Is the interface UP? Does it have the IP you expect? A state DOWN or a missing address ends the investigation right here — bring it up or fix the config before looking anywhere else. The modern ip command replaced ifconfig; if you’re still typing ifconfig, this is your nudge.

2. Is there a route?

ip route show
ip route get 8.8.8.8

ip route get is the underused gem: it tells you exactly which interface and gateway the kernel would use to reach a destination. No default route, or a route pointing at a dead gateway, and nothing leaves the box. This single command answers “can this packet even find its way out.”

3. Can you reach the gateway and beyond?

ping -c3 <gateway-ip>
ping -c3 8.8.8.8

Ping the gateway first (local network OK?), then a public IP (routing/upstream OK?). If the gateway pings but 8.8.8.8 doesn’t, the problem is upstream of you. If 8.8.8.8 works but names don’t — it’s DNS, go to step 4.

4. Is it DNS?

The most common “network” problem isn’t the network:

ping -c3 8.8.8.8        # works
ping -c3 google.com     # fails  -> it's DNS

Confirm with:

resolvectl status        # systemd-resolved
dig google.com
cat /etc/resolv.conf

If dig against a public resolver works but the system default doesn’t, your configured resolver is the problem. “It’s always DNS” is a meme because it’s true.

5. Is the port actually listening?

On the server side, confirm the service is bound:

ss -tlnp
ss -tlnp 'sport = :443'

ss replaced netstat. The flags: t TCP, l listening, n numeric, p process. If your service isn’t in the list, it never bound — that’s an app problem, not a network one. Watch for binds to 127.0.0.1 when you needed 0.0.0.0; a service listening only on localhost is invisible to the network and trips people up constantly.
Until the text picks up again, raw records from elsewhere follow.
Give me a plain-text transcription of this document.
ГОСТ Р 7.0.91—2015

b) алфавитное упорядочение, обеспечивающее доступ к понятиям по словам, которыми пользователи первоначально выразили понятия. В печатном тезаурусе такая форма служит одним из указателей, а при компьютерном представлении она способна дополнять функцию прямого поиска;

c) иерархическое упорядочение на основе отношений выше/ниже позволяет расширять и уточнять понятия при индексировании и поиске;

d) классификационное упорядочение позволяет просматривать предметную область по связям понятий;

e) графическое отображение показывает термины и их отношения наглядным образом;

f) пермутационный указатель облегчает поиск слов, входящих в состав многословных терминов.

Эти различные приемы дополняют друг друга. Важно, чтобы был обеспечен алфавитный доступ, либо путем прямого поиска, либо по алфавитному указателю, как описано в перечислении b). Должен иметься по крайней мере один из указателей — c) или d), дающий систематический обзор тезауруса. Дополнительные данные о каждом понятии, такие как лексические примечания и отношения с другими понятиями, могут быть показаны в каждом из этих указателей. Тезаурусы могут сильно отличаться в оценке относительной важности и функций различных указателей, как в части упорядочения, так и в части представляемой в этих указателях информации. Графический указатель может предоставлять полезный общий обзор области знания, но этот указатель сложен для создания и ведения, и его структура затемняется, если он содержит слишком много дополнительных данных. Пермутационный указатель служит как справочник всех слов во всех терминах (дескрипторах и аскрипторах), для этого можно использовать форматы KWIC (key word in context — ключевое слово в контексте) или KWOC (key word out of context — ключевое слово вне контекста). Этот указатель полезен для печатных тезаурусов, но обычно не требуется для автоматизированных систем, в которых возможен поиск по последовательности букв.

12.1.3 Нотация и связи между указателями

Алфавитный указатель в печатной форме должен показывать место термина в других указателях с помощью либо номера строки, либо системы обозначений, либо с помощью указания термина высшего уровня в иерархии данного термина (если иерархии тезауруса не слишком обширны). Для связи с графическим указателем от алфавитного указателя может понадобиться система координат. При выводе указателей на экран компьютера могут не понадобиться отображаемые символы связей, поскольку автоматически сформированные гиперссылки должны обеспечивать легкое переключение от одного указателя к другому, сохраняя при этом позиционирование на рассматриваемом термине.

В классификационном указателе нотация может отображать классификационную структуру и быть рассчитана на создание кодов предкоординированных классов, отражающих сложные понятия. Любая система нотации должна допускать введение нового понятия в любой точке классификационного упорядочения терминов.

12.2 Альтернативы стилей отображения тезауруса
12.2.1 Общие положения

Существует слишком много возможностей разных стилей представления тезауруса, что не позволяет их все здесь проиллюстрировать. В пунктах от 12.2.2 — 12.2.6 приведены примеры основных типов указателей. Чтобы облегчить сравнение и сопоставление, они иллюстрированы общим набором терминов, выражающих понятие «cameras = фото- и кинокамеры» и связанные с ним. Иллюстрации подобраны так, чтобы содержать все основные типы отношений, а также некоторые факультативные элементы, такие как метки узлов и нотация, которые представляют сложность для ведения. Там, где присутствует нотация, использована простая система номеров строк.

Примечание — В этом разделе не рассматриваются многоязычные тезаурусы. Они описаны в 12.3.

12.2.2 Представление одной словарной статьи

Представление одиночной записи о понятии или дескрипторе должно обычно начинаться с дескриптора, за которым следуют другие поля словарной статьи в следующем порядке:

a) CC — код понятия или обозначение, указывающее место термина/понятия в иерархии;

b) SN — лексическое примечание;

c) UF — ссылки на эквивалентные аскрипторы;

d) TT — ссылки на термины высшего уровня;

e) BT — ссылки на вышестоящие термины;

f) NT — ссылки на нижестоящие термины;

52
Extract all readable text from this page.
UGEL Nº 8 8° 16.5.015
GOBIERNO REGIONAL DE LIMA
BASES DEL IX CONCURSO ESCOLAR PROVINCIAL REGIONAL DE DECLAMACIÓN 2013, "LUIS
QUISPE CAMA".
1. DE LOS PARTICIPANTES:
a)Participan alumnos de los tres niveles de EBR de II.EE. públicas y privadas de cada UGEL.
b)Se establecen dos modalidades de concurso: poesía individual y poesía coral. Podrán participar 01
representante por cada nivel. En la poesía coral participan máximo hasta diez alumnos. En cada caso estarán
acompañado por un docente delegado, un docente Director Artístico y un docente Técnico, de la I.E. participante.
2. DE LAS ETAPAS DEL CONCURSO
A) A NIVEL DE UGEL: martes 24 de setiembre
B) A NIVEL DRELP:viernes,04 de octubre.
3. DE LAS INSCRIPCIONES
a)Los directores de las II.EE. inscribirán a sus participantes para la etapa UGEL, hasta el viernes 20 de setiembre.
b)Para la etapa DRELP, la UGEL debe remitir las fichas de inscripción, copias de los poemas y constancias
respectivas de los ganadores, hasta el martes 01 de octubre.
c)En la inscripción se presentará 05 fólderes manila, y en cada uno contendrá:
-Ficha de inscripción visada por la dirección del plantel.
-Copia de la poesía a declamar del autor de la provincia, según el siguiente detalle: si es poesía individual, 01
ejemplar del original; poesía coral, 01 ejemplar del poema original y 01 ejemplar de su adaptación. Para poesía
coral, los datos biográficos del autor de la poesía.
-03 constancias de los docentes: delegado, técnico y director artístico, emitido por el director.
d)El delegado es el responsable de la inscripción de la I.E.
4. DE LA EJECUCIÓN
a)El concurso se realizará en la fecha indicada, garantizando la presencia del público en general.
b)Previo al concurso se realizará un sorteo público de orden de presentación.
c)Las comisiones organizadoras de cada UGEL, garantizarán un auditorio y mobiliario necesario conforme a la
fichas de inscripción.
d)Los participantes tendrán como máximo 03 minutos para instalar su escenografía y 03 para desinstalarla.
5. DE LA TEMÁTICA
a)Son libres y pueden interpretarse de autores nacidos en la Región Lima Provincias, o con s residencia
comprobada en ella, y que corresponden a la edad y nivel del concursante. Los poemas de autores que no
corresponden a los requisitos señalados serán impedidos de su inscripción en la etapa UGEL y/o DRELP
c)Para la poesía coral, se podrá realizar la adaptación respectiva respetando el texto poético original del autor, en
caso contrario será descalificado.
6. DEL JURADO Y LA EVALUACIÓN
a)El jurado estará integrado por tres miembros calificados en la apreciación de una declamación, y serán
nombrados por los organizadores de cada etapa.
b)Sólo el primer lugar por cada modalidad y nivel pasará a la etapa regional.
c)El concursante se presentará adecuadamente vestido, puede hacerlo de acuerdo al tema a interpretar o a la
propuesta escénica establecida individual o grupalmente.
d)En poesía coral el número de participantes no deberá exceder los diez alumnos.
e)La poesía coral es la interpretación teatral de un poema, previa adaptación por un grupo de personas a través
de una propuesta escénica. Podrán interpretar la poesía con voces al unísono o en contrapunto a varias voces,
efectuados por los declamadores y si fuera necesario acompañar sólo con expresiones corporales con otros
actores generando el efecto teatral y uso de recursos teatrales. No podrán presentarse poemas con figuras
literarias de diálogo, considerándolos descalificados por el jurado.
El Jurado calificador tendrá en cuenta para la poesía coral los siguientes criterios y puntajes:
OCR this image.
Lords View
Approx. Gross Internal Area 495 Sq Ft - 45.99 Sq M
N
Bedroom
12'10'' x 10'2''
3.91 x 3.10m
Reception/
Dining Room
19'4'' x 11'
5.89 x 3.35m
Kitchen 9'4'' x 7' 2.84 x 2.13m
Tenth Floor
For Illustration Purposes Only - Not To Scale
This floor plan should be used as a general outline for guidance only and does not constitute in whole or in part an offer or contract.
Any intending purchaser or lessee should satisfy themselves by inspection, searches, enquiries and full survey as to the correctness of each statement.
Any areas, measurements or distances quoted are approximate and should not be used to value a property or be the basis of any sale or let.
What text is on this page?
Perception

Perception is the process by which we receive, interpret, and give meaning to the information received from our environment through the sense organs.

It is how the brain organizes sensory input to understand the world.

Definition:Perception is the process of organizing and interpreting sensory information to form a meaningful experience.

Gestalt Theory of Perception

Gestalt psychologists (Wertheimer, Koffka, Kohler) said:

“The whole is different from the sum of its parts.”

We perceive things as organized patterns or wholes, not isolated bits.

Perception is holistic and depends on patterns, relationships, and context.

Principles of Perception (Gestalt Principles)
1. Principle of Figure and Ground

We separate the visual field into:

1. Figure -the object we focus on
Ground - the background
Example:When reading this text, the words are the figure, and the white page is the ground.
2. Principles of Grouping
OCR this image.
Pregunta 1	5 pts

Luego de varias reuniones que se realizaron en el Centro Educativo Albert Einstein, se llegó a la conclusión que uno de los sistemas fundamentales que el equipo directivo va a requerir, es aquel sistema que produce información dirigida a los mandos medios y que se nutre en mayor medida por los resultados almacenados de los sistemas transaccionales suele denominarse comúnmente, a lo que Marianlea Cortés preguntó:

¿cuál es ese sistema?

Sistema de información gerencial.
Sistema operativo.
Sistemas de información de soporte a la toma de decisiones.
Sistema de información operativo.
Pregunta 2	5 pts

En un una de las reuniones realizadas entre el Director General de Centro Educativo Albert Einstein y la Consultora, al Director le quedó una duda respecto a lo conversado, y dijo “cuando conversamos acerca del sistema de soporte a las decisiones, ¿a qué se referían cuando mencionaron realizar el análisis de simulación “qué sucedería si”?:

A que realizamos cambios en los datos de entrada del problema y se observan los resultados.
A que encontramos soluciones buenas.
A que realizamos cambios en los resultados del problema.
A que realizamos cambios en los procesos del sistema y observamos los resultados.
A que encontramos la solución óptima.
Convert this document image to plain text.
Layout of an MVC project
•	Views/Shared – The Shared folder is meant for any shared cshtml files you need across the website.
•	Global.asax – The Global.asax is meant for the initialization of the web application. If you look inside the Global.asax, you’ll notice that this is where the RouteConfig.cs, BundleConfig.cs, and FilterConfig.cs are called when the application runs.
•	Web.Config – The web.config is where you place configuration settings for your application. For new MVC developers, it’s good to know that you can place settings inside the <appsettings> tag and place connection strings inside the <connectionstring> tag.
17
6. Is a firewall dropping it?

sudo iptables -L -n -v        # or
sudo nft list ruleset
sudo ufw status verbose

Check both the local host firewall and remember there may be a cloud security group upstream. From the client, test whether the port is reachable end to end:

nc -vz host 443

A connection refused means something’s listening but rejecting; a timeout usually means a firewall is silently dropping.

7. When all else fails, watch the packets

sudo tcpdump -ni eth0 host 10.0.0.5 and port 443

tcpdump is the ground truth. It tells you whether packets arrive, whether SYNs get SYN-ACKs, and where the handshake dies. This is dense output — and exactly where AI shines.

Let AI read the dense output

ss, ip route, iptables -L, and especially tcpdump produce walls of terse output. Capture and hand it over:

“Here’s ip addr, ip route get <dest>, ss -tlnp, and a tcpdump capture for a connection that times out. Walk the network stack and tell me at which layer it’s failing and why. Give read-only commands to confirm.”

The model reads a tcpdump trace fast — spotting “SYN sent, no SYN-ACK, so the packet isn’t reaching the listener or a firewall is dropping it” in seconds. That layer-by-layer reasoning is exactly what tired humans skip. I keep these in my prompt library, and it’s the same evidence-first method I use for incident triage: AI reads and reasons, you run the commands.

Two AI cautions for networking

  • It invents interface names and IPs. Ask for a command and it may use eth0 when yours is ens5. Always substitute your real values from ip addr.
  • It suggests flushing firewall rules. A model debugging a connectivity issue will sometimes propose iptables -F — which on a remote box can lock you out or open everything. Never run a firewall flush on a remote host without console access and a clear rollback.

The one-screen triage

When the ticket lands, run these four in order and you’ve localized 90% of problems:

ip addr show
ip route get <dest>
ss -tlnp
ping -c3 <dest>

Up the stack, one layer at a time. Let AI read the packet captures and the rule sets while you keep your hands on the commands. The network isn’t magic — it’s six checkable layers, and the fault is almost always at the lowest one you haven’t ruled out yet.

AI network diagnoses are assistive. Verify interface names, IPs, and especially firewall commands against your own system before running them.